Any exercises of the Option
by the Participant as provided above, in whole or in part, shall be
made in accordance with such procedures as the Committee shall
prescribe, including, without limitation, the filing of such
written form of exercise notice, if any, as may be promulgated by
the Committee, and in accordance with applicable tax and other
laws.
Except as specifically set
forth above, vesting shall occur in accordance with the
Plan.
3. Termination . The
Option shall expire on the seventh (7th) anniversary of the
date of grant of the Option or earlier as provided in the Plan,
including at such time as provided in Section 6(k) of the Plan
in the event the Participant incurs a termination of employment or
other service with the Company, unless otherwise provided in
Section 2 of this Agreement.
-2-
4. Restriction on Transfer
of Option . The Option granted hereby is not transferable
otherwise than by will or under the applicable laws of descent and
distribution and during the lifetime of the Participant may be
exercised only by the Participant. In addition, the Option shall
not be assigned, negotiated, pledged or hypothecated in any way
(whether by operation of law or otherwise), and the Option shall
not be subject to execution, attachment or similar process.
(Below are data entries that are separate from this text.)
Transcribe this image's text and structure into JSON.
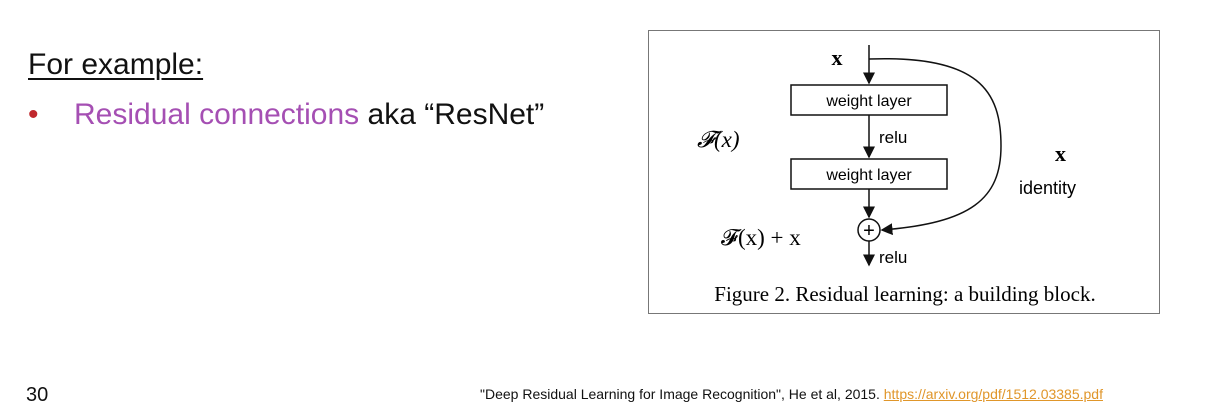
{
  "slide": {
    "heading": "For example:",
    "bullet": {
      "marker": "•",
      "highlight": "Residual connections",
      "rest": " aka “ResNet”"
    },
    "page_number": "30",
    "citation": {
      "text": "\"Deep Residual Learning for Image Recognition\", He et al, 2015. ",
      "link": "https://arxiv.org/pdf/1512.03385.pdf"
    }
  },
  "figure": {
    "input_label": "x",
    "layer1": "weight layer",
    "layer2": "weight layer",
    "relu_mid": "relu",
    "relu_out": "relu",
    "fx_label": "𝓕(x)",
    "sum_label": "𝓕(x) + x",
    "identity_x": "x",
    "identity_label": "identity",
    "plus_symbol": "+",
    "caption": "Figure 2. Residual learning: a building block."
  },
  "colors": {
    "accent_purple": "#a54fb3",
    "bullet_red": "#c0282d",
    "link_orange": "#e0962a"
  }
}
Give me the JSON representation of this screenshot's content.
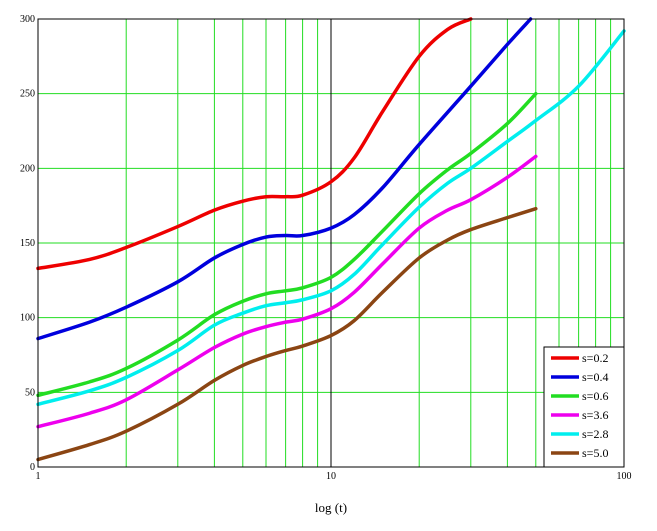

Upon
any other attempt to transfer, assign, negotiate, pledge or
hypothecate the Option, or in the event of any levy upon the Option
by reason of any execution, attachment or similar process contrary
to the provisions hereof, the Option shall immediately become null
and void.
5. Rights as a
Stockholder . The Participant shall have no rights as a
stockholder with respect to any shares covered by the Option until
the Participant shall have become the holder of record of the
shares, and no adjustments shall be made for dividends in cash or
other property, distributions or other rights in respect of any
such shares, except as otherwise specifically provided for in the
Plan.
6. Provisions of Plan and
Other Agreements Control . This Agreement is subject to all the
terms, conditions and provisions of the Plan, including, without
limitation, the amendment provisions thereof, and to such rules,
regulations and interpretations relating to the Plan as may be
adopted by the Committee and as may be in effect from time to time.